Harvard admit wants lottery for others but doesn't realize he was a past winner

The excellent Felix Salmon blog linked to this amusing article by a Harvard student, with the paraphrase that "the only fair way to admit people to Harvard is to randomize admissions", but the student's actual suggestion is more nuanced. Dylan Matthews said:

William R. Fitzsimmons ’67, Harvard’s long-time dean of admissions and financial aid, has said that 80 to 90 percent of Harvard applicants are qualified to be here.  Harvard should identify that 80 to 90 percent, and then randomly accept  1600-1700 of them.

Comments are in order:

  1. Congratulations, this article reflects sound statistical thinking, and thanks to Felix for noticing. If it is true that 80-90 percent of the applicants are indistinguishable in terms of their being qualified to be at Harvard, then random selection is a great decision-making criterion. In the same way that if two football (soccer) teams could not find a way to win after 90+30 minutes, we might as well flip a coin to decide the outcome, leaving it to "chance"; or just accept a "tie" as the outcome.
  2. He could have taken his point further, and realize that the current Harvard admissions process is already a lottery (excepting the legacy admits, athletic recruits, and other privileged groups). That means his own place at Harvard was essentially determined by random draw (unless he was one of the privileged ones).
  3. I think the two-way split is too simplistic. In my mind, there are three groups: the top 10-20 percent are sure-ins, the bottom 10-20 percent are less qualified, and the middle 50% or so are all qualified but clearly less "talented" than the top segment.

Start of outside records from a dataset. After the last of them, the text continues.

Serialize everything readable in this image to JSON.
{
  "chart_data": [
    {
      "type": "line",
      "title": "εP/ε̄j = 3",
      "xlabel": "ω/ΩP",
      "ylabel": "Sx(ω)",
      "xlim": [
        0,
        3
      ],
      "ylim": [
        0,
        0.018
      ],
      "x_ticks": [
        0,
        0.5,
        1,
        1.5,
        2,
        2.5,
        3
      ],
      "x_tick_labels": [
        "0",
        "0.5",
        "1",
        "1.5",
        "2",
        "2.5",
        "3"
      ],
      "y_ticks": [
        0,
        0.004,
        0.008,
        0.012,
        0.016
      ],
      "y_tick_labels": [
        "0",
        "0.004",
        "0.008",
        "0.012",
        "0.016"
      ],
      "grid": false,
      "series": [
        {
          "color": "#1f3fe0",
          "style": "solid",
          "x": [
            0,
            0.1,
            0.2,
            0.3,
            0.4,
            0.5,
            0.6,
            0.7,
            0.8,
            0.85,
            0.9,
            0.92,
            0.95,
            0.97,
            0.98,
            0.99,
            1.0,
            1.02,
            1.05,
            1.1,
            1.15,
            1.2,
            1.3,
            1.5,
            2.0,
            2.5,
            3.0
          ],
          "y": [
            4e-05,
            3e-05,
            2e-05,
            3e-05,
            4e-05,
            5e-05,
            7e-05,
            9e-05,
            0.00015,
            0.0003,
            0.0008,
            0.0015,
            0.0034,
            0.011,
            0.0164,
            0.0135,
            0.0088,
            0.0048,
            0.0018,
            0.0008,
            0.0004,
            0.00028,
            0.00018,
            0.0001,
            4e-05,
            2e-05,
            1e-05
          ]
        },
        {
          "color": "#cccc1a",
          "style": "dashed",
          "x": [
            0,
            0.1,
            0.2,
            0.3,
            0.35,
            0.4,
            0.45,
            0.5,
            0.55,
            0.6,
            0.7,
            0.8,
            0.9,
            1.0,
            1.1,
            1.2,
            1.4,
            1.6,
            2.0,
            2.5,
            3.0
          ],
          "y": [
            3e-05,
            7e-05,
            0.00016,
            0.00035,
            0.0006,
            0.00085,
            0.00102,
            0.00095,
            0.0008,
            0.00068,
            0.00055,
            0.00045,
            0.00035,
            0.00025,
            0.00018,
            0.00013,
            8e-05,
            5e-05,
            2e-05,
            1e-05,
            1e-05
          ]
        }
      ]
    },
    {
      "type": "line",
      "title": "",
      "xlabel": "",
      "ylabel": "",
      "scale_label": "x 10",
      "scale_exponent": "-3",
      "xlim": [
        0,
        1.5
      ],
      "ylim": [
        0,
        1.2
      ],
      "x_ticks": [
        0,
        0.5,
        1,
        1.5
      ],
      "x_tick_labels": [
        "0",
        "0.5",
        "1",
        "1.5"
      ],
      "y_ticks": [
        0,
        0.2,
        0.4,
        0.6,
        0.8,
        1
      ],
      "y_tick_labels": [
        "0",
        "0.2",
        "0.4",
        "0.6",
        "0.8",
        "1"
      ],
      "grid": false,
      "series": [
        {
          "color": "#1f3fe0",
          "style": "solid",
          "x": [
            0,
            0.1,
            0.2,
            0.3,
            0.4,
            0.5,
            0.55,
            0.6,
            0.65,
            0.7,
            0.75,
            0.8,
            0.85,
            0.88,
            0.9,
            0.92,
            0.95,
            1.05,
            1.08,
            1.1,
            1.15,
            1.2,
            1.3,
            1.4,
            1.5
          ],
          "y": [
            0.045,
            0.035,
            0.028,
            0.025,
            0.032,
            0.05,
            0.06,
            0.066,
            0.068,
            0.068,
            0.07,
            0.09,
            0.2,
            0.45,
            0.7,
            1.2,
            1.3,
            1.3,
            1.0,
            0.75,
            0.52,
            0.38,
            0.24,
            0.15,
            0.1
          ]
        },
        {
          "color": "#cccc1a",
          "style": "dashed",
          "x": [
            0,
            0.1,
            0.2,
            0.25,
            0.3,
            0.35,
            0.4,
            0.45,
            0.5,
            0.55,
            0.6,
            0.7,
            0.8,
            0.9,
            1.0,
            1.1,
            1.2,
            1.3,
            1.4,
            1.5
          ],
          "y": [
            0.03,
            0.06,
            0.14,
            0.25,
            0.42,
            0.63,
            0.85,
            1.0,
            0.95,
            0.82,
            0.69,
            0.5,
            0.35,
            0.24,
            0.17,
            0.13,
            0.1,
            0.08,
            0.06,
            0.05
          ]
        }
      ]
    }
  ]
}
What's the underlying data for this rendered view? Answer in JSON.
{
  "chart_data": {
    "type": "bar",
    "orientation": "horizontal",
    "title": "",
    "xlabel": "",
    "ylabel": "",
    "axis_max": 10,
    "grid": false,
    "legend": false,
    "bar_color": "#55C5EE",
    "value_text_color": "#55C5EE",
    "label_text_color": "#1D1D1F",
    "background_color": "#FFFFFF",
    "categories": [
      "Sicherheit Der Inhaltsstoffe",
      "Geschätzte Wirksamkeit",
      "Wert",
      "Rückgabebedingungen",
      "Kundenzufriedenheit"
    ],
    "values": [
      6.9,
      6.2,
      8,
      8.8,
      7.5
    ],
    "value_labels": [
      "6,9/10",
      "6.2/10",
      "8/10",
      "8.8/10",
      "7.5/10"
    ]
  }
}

Point 2 may not be obvious to all... Let me use an example from the recent Seife book. He proposed that a super-close election like Bush-Gore be settled by a random coin flip because the election really was a statistical tie, and so it would be fair to leave it to luck. Many observers recognized that each recount was like a coin flip. What is not often acknowledged: the original count was also and already a coin flip, so there isn't a need to flip another coin if we want a coin-flip outcome! You'd only recommend another coin flip if you didn't like the outcome of the last one.

Similarly, in the Harvard admissions case, again excepting those privileged groups (one wonders if they constitute the 10-20% that Fitzsimmons cheekily segregated out), the existing admissions decisions can be considered the first coin flip. If the 80-90% are truly indistinguishable, then the admissions committee is only flipping a coin; they may think they are doing something valuable but they aren't, and they can't. For instance, an admissions officer might have read about the strange case of Fiji Water right before reading an essay talking about a trip to Fiji and colonalism, but the same officer reading the same essay (or a different officer assigned to read the same essay) might not be as impressed had he not been engrossed in the Fiji Water scandal.

To understand why the seemingly optimal coin-flip solution is unlikely to get adopted is to require us to think about the incentives facing the universities, and the power of perception, topics that I cover throughout Numbers Rule Your World.